Oireachtas Joint and Select Committees

Thursday, 13 December 2012

Joint Oireachtas Committee on the Implementation of the Good Friday Agreement

Youth Issues: Discussion

12:55 pm

Mr. John Gilmore:

Just to pick up on a few issues. Deputy O'Reilly raised the issue of the importance of confidence building in young people. I can tell the committee quite confidently that as a 25 year old man, I would not be able to sit in front of the committee were it not for the interventions of youth work. I am sure Mr. Patrick Burke would have said the same thing 30 years ago in his youth club. It provides the mechanisms and the confidence. The youth workers with whom we work are doing fantastic work. In regard to youth information centres, an issue raised by Senator D'Arcy, they are hugely important. In Donegal we have seen the amalgamation of youth cafés and youth information. In some ways many of our colleagues in the sector are not engaged in youth information as their core work. It is the core work of Youth Work Ireland. We are the largest provider and the largest youth work organisation and it is a core and a key element. One of the arguments is that young people get information online. Therefore, why does one need to support youth information work? There is a huge amount of information online that is not very good information on what youth information co-ordinators and workers can do. Working in youth cafés or in integrated services might not necessarily be the old hatch system we do not operate any more in Youth Work Ireland but they are able to sign post them to good information. In regard to online work we have a strategic partnership with another national organisation, SpunOut, of which the committee may be aware. We engage with it at national level to ensure that work goes on in this world wide web era.

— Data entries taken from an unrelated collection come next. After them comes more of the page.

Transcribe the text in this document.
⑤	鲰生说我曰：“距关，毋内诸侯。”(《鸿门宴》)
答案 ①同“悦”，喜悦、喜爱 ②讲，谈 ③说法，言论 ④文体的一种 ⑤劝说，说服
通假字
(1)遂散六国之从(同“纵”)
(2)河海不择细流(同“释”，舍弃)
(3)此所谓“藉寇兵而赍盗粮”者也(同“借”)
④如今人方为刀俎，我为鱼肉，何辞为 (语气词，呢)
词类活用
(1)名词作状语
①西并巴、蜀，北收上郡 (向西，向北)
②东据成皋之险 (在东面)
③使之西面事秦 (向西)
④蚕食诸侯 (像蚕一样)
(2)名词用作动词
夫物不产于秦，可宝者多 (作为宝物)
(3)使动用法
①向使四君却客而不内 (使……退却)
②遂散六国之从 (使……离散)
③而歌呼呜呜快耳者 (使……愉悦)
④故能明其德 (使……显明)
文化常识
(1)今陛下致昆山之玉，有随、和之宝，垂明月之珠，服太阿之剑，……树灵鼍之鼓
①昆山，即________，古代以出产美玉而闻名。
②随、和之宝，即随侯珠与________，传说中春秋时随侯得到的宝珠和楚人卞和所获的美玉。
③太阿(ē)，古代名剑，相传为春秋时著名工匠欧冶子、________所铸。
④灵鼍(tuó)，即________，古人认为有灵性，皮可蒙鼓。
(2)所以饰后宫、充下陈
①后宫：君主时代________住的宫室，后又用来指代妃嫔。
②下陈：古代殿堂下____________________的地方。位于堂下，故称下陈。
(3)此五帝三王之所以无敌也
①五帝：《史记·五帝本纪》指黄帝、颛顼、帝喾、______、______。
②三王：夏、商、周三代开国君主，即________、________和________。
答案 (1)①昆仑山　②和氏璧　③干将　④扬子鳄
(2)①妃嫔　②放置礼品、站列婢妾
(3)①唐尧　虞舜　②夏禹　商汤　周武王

With regard to how to get young people registered to vote, SpunOut's initiative coming up to the children's rights referendum worked well. It registered 3,000 young people through that campaign. Deputy Ó Ríordáin spoke about the fantastic work being done with the schools with regard to the constitutional convention. Our Vote@16 approach is very different. We get very different feedback from young people. A national campaign is being run currently by the National Youth Council of Ireland at Vote@16, in co-operation with European counterparts through the European Youth Forum. The message from that is very much that young people are in favour of voting at 16. There are many other issues we could discuss in detail, but I will hand over now if anybody else wants to add to what I have said.